5 Conclusions

Notwithstanding its limits and complexity, the experimental group we worked with consumed the BNC with relish. The proof of the pudding, as in 52% of its 33 occurrences in the BNC, was in the eating rather than a food fight with the software. One of the things that seemed to make it attractive was its flexibility as a resouce. You could go only so far, just as you could always go further in investigating a problem, there being no such thing as a complete or perfect analysis in most cases. And if you failed to find what you were looking for, you could always step sideways, and go off browsing at a tangent.
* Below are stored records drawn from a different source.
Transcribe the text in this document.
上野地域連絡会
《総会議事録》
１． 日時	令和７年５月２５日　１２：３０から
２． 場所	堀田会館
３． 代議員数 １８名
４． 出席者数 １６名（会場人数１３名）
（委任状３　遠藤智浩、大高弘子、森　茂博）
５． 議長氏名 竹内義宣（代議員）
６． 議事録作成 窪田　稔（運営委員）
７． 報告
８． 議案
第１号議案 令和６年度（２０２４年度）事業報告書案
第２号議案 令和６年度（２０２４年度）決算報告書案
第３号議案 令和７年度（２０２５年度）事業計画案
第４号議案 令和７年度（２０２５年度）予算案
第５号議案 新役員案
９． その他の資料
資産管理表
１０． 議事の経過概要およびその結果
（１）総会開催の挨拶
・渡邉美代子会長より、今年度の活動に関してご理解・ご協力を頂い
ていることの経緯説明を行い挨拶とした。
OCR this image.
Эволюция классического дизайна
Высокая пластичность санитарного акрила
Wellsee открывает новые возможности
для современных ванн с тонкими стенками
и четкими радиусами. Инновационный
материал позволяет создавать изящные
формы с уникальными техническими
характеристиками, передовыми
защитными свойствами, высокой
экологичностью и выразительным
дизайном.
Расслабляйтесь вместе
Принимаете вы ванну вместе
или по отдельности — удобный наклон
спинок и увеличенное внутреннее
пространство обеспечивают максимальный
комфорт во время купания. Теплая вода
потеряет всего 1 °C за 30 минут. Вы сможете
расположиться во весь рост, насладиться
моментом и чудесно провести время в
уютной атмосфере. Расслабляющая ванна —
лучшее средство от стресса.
Compared with the MicroConcord corpora, or conventional reference instruments, however, these learners reported greater success in finding solutions to problems of discourse interpretation and production, as well as much greater confidence in those solutions, given that the BNC provided far more evidence to justify them. The most striking affirmation of this confidence came from a learner who claimed that the BNC had made her feel able to contradict her native-speaker teacher --- not simply by showing that uses proscribed by the teacher were in fact attested (Owen 1996), but rather that by showing that they were used routinely, being more common in the text-type in question than those her teacher had prescribed. In these respects large corpora seem both useful and motivating for advanced learners, fostering a certain critical autonomy. They also seem able to influence the traditional role structure of the ELT classroom, placing the teacher in the generally more realistic position of an expert on language learning rather than of the ultimate authority on the language itself.